Elsewhere, FBI agents raided a house in California that neighbours said belonged to a childhood friend of Farook. The searched house was next door to the home in which Farook lived with his wife, who were both killed two hours after the shooting. Neighbours named the man who lived there as Enrique Marquez and said he was often seen with Farook.

The house was home to a man authorities believe bought the assault rifles Farook and Malik used in the attack.

Investigators are still trying to piece together the couple’s history and what led them to carry out the shooting.  Particularly, investigators remain at odds as to what the motive behind the attack, while the personal history of Malik in particular remains largely unknown.

FBI officials say Farook and Malik seem to have been inspired by foreign militant groups, but that there was no sign they worked with any of them or that Islamic State even knew who they were.

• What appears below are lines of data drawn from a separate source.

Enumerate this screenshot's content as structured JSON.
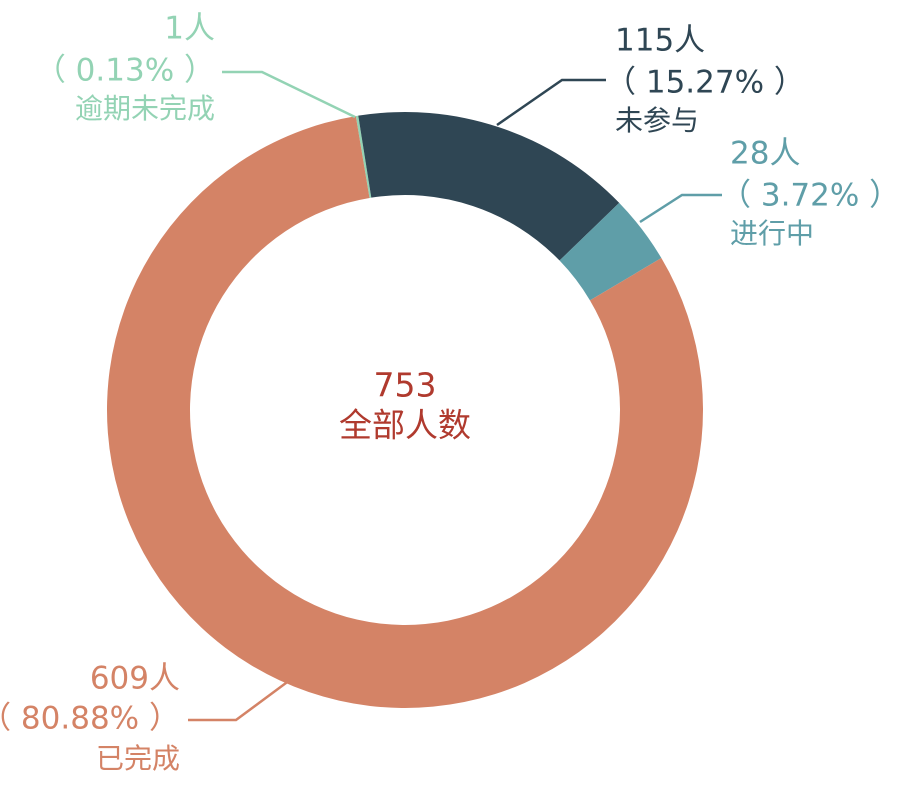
{
  "chart_data": {
    "type": "donut",
    "total": 753,
    "total_label": "全部人数",
    "categories": [
      "逾期未完成",
      "未参与",
      "进行中",
      "已完成"
    ],
    "values": [
      1,
      115,
      28,
      609
    ],
    "value_labels": [
      "1人",
      "115人",
      "28人",
      "609人"
    ],
    "percent_labels": [
      "（ 0.13% ）",
      "（ 15.27% ）",
      "（ 3.72% ）",
      "（ 80.88% ）"
    ],
    "colors": [
      "#93d3b4",
      "#2f4654",
      "#5f9ea8",
      "#d48366"
    ]
  }
}
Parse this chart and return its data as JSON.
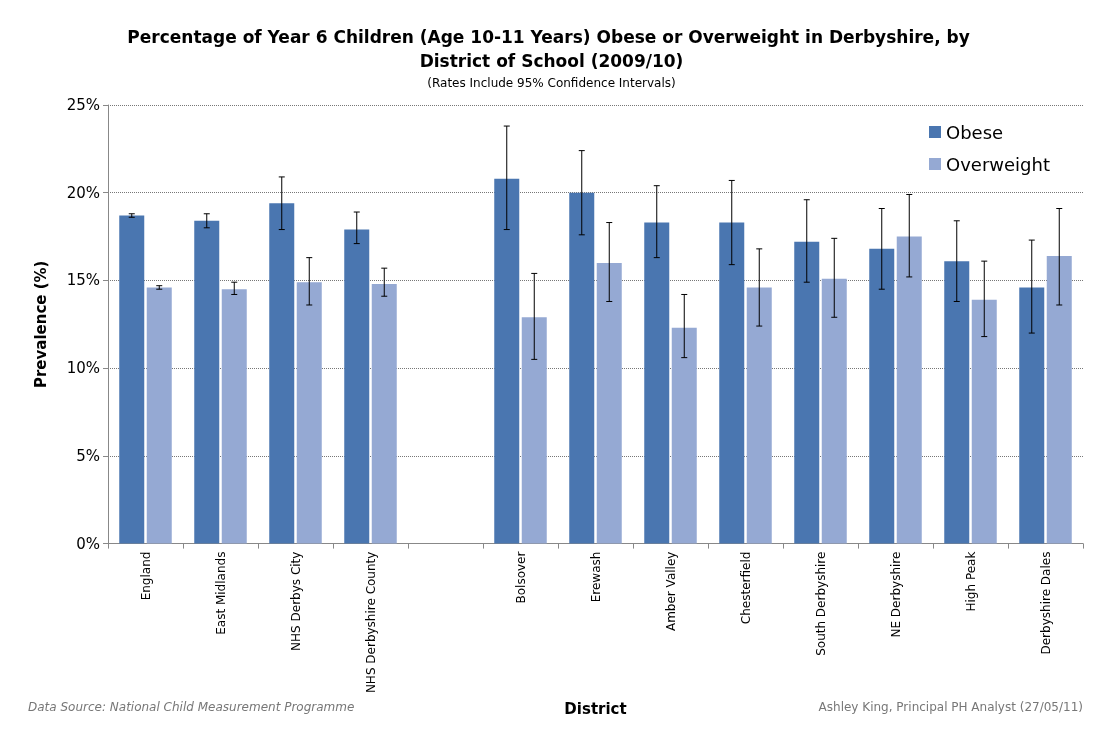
{
  "chart_data": {
    "type": "bar",
    "title": "Percentage of Year 6 Children (Age 10-11 Years) Obese or Overweight in Derbyshire, by District of School (2009/10)",
    "subtitle": "(Rates Include 95% Confidence Intervals)",
    "xlabel": "District",
    "ylabel": "Prevalence (%)",
    "categories": [
      "England",
      "East Midlands",
      "NHS Derbys City",
      "NHS Derbyshire County",
      null,
      "Bolsover",
      "Erewash",
      "Amber Valley",
      "Chesterfield",
      "South Derbyshire",
      "NE Derbyshire",
      "High Peak",
      "Derbyshire Dales"
    ],
    "series": [
      {
        "name": "Obese",
        "color": "#4a76b0",
        "values": [
          18.7,
          18.4,
          19.4,
          17.9,
          null,
          20.8,
          20.0,
          18.3,
          18.3,
          17.2,
          16.8,
          16.1,
          14.6
        ],
        "errors": [
          [
            18.6,
            18.8
          ],
          [
            18.0,
            18.8
          ],
          [
            17.9,
            20.9
          ],
          [
            17.1,
            18.9
          ],
          null,
          [
            17.9,
            23.8
          ],
          [
            17.6,
            22.4
          ],
          [
            16.3,
            20.4
          ],
          [
            15.9,
            20.7
          ],
          [
            14.9,
            19.6
          ],
          [
            14.5,
            19.1
          ],
          [
            13.8,
            18.4
          ],
          [
            12.0,
            17.3
          ]
        ]
      },
      {
        "name": "Overweight",
        "color": "#95a9d3",
        "values": [
          14.6,
          14.5,
          14.9,
          14.8,
          null,
          12.9,
          16.0,
          12.3,
          14.6,
          15.1,
          17.5,
          13.9,
          16.4
        ],
        "errors": [
          [
            14.5,
            14.7
          ],
          [
            14.2,
            14.9
          ],
          [
            13.6,
            16.3
          ],
          [
            14.1,
            15.7
          ],
          null,
          [
            10.5,
            15.4
          ],
          [
            13.8,
            18.3
          ],
          [
            10.6,
            14.2
          ],
          [
            12.4,
            16.8
          ],
          [
            12.9,
            17.4
          ],
          [
            15.2,
            19.9
          ],
          [
            11.8,
            16.1
          ],
          [
            13.6,
            19.1
          ]
        ]
      }
    ],
    "ylim": [
      0,
      25
    ],
    "yticks": [
      {
        "value": 0,
        "label": "0%"
      },
      {
        "value": 5,
        "label": "5%"
      },
      {
        "value": 10,
        "label": "10%"
      },
      {
        "value": 15,
        "label": "15%"
      },
      {
        "value": 20,
        "label": "20%"
      },
      {
        "value": 25,
        "label": "25%"
      }
    ],
    "grid": "y",
    "legend": "top right",
    "annotations": [
      "Data Source: National Child Measurement Programme",
      "Ashley King, Principal PH Analyst (27/05/11)"
    ]
  }
}
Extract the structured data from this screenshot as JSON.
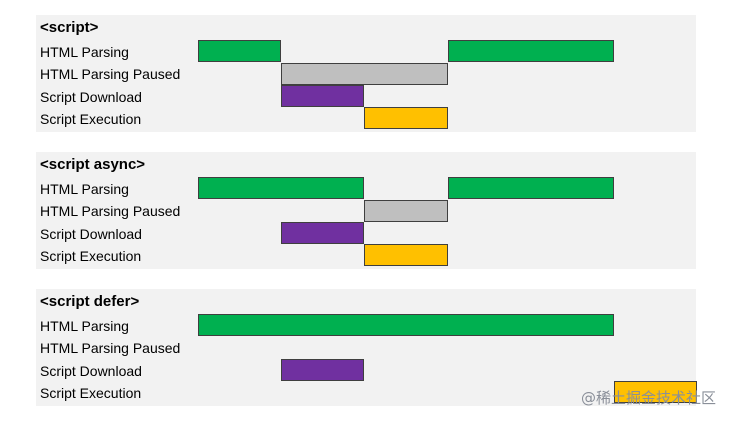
{
  "colors": {
    "html_parsing": "#00b050",
    "html_parsing_paused": "#bfbfbf",
    "script_download": "#7030a0",
    "script_execution": "#ffc000",
    "panel_background": "#f2f2f2"
  },
  "row_labels": [
    "HTML Parsing",
    "HTML Parsing Paused",
    "Script Download",
    "Script Execution"
  ],
  "diagram_data": {
    "type": "timeline",
    "panels": [
      {
        "title": "<script>",
        "rows": [
          {
            "label": "HTML Parsing",
            "color_key": "html_parsing",
            "segments": [
              [
                0,
                1
              ],
              [
                3,
                5
              ]
            ]
          },
          {
            "label": "HTML Parsing Paused",
            "color_key": "html_parsing_paused",
            "segments": [
              [
                1,
                3
              ]
            ]
          },
          {
            "label": "Script Download",
            "color_key": "script_download",
            "segments": [
              [
                1,
                2
              ]
            ]
          },
          {
            "label": "Script Execution",
            "color_key": "script_execution",
            "segments": [
              [
                2,
                3
              ]
            ]
          }
        ]
      },
      {
        "title": "<script async>",
        "rows": [
          {
            "label": "HTML Parsing",
            "color_key": "html_parsing",
            "segments": [
              [
                0,
                2
              ],
              [
                3,
                5
              ]
            ]
          },
          {
            "label": "HTML Parsing Paused",
            "color_key": "html_parsing_paused",
            "segments": [
              [
                2,
                3
              ]
            ]
          },
          {
            "label": "Script Download",
            "color_key": "script_download",
            "segments": [
              [
                1,
                2
              ]
            ]
          },
          {
            "label": "Script Execution",
            "color_key": "script_execution",
            "segments": [
              [
                2,
                3
              ]
            ]
          }
        ]
      },
      {
        "title": "<script defer>",
        "rows": [
          {
            "label": "HTML Parsing",
            "color_key": "html_parsing",
            "segments": [
              [
                0,
                5
              ]
            ]
          },
          {
            "label": "HTML Parsing Paused",
            "color_key": "html_parsing_paused",
            "segments": []
          },
          {
            "label": "Script Download",
            "color_key": "script_download",
            "segments": [
              [
                1,
                2
              ]
            ]
          },
          {
            "label": "Script Execution",
            "color_key": "script_execution",
            "segments": [
              [
                5,
                6
              ]
            ]
          }
        ]
      }
    ]
  },
  "watermark": "@稀土掘金技术社区"
}
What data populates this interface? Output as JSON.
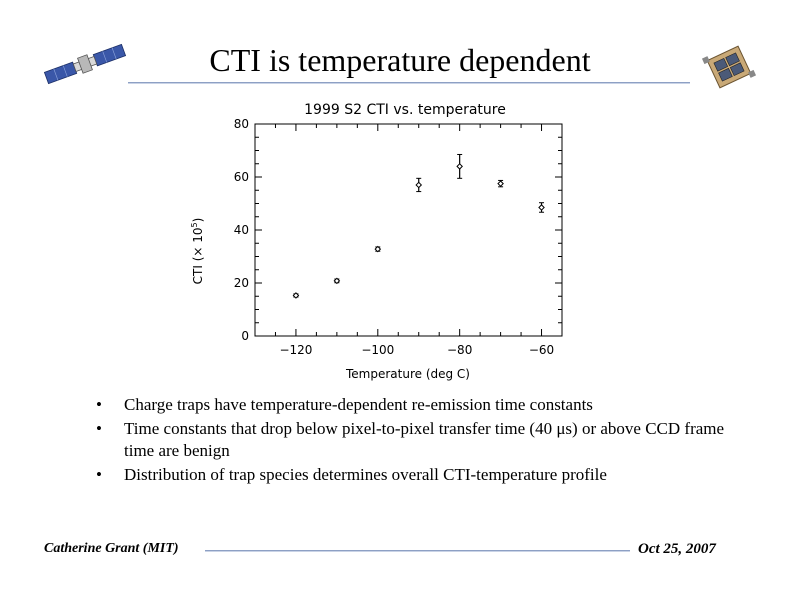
{
  "slide": {
    "title": "CTI is temperature dependent",
    "bullets": [
      "Charge traps have temperature-dependent re-emission time constants",
      "Time constants that drop below pixel-to-pixel transfer time (40 μs) or above CCD frame time are benign",
      "Distribution of trap species determines overall CTI-temperature profile"
    ],
    "footer": {
      "author": "Catherine Grant (MIT)",
      "date": "Oct 25, 2007"
    },
    "icons": {
      "left": "satellite-icon",
      "right": "ccd-instrument-icon"
    },
    "colors": {
      "rule": "#8da0c4"
    }
  },
  "chart_data": {
    "type": "scatter",
    "title": "1999 S2 CTI vs. temperature",
    "xlabel": "Temperature (deg C)",
    "ylabel": "CTI (× 10",
    "ylabel_exponent": "5",
    "ylabel_close": ")",
    "xlim": [
      -130,
      -55
    ],
    "ylim": [
      0,
      80
    ],
    "xticks": [
      -120,
      -100,
      -80,
      -60
    ],
    "xtick_labels": [
      "−120",
      "−100",
      "−80",
      "−60"
    ],
    "yticks": [
      0,
      20,
      40,
      60,
      80
    ],
    "ytick_labels": [
      "0",
      "20",
      "40",
      "60",
      "80"
    ],
    "grid": false,
    "points": [
      {
        "x": -120,
        "y": 15.3,
        "err": 0.6
      },
      {
        "x": -110,
        "y": 20.8,
        "err": 0.7
      },
      {
        "x": -100,
        "y": 32.8,
        "err": 0.8
      },
      {
        "x": -90,
        "y": 57.0,
        "err": 2.5
      },
      {
        "x": -80,
        "y": 64.0,
        "err": 4.5
      },
      {
        "x": -70,
        "y": 57.5,
        "err": 1.2
      },
      {
        "x": -60,
        "y": 48.5,
        "err": 1.8
      }
    ]
  }
}
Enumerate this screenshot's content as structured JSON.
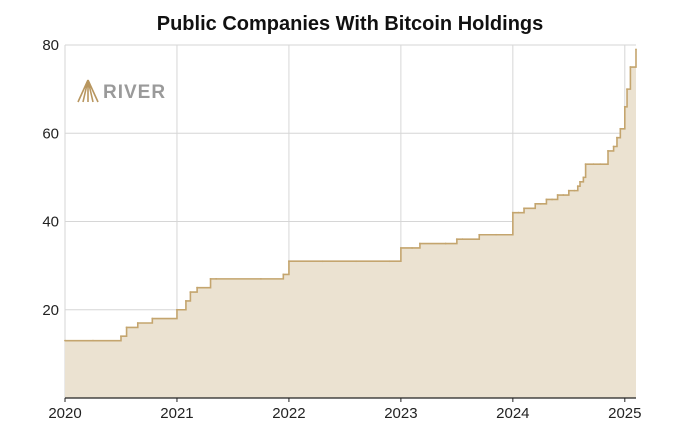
{
  "chart_data": {
    "type": "area",
    "title": "Public Companies With Bitcoin Holdings",
    "xlabel": "",
    "ylabel": "",
    "xlim": [
      2020,
      2025.1
    ],
    "ylim": [
      0,
      80
    ],
    "x_ticks": [
      "2020",
      "2021",
      "2022",
      "2023",
      "2024",
      "2025"
    ],
    "y_ticks": [
      "20",
      "40",
      "60",
      "80"
    ],
    "grid": true,
    "legend": "none",
    "step": true,
    "colors": {
      "line": "#c4a56e",
      "fill": "#ebe2d1",
      "grid": "#d6d6d6",
      "axis": "#222222"
    },
    "watermark": {
      "text": "RIVER",
      "icon": "river-logo-icon"
    },
    "series": [
      {
        "x": [
          2020.0,
          2020.25,
          2020.5,
          2020.55,
          2020.65,
          2020.78,
          2021.0,
          2021.08,
          2021.12,
          2021.18,
          2021.3,
          2021.35,
          2021.75,
          2021.95,
          2022.0,
          2022.3,
          2022.6,
          2022.9,
          2023.0,
          2023.1,
          2023.17,
          2023.4,
          2023.5,
          2023.55,
          2023.7,
          2023.85,
          2024.0,
          2024.05,
          2024.1,
          2024.2,
          2024.25,
          2024.3,
          2024.35,
          2024.4,
          2024.45,
          2024.5,
          2024.55,
          2024.58,
          2024.6,
          2024.63,
          2024.65,
          2024.72,
          2024.78,
          2024.85,
          2024.9,
          2024.93,
          2024.96,
          2025.0,
          2025.02,
          2025.05,
          2025.1
        ],
        "y": [
          13,
          13,
          14,
          16,
          17,
          18,
          20,
          22,
          24,
          25,
          27,
          27,
          27,
          28,
          31,
          31,
          31,
          31,
          34,
          34,
          35,
          35,
          36,
          36,
          37,
          37,
          42,
          42,
          43,
          44,
          44,
          45,
          45,
          46,
          46,
          47,
          47,
          48,
          49,
          50,
          53,
          53,
          53,
          56,
          57,
          59,
          61,
          66,
          70,
          75,
          79
        ]
      }
    ]
  }
}
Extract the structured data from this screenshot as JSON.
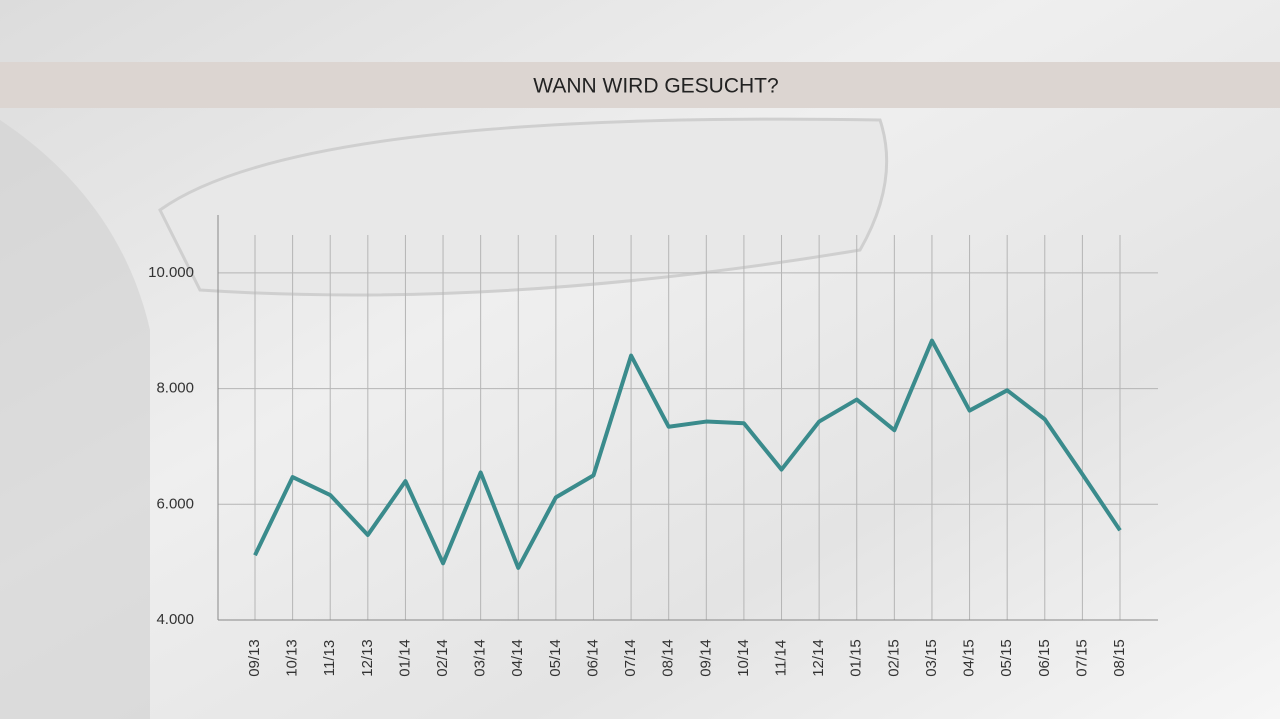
{
  "chart_data": {
    "type": "line",
    "title": "WANN WIRD GESUCHT?",
    "categories": [
      "09/13",
      "10/13",
      "11/13",
      "12/13",
      "01/14",
      "02/14",
      "03/14",
      "04/14",
      "05/14",
      "06/14",
      "07/14",
      "08/14",
      "09/14",
      "10/14",
      "11/14",
      "12/14",
      "01/15",
      "02/15",
      "03/15",
      "04/15",
      "05/15",
      "06/15",
      "07/15",
      "08/15"
    ],
    "values": [
      5120,
      6470,
      6160,
      5470,
      6400,
      4980,
      6550,
      4900,
      6120,
      6500,
      8570,
      7340,
      7430,
      7400,
      6600,
      7430,
      7810,
      7280,
      8830,
      7620,
      7970,
      7470,
      6520,
      5550
    ],
    "color": "#3a8b8c",
    "ylim": [
      4000,
      11000
    ],
    "yticks": [
      {
        "value": 4000,
        "label": "4.000"
      },
      {
        "value": 6000,
        "label": "6.000"
      },
      {
        "value": 8000,
        "label": "8.000"
      },
      {
        "value": 10000,
        "label": "10.000"
      }
    ],
    "grid": true
  }
}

Estranged relatives of Malik say she and her father seemed to have abandoned the family's moderate Islam and become more radicalized during time they spent in Saudi Arabia.

While investigators have not yet found evidence the couple was part of an organised group or broader terrorist cell, it said on Saturday that “several pieces” of information “point to the perpetrators being radicalized to violence.”

The mass shooting has sparked nationwide debate on terrorism, and president Barack Obama is to address the nation on Sunday night to update the public on the investigation and the broader threat of terrorism.

The mass shooting sparked a new round of the firearms debate with Obama and the New York Times calling for new limits on gun ownership. Many pro-gun voices, including some Republican contenders for the White House, said the new laws would not have stopped the rampage.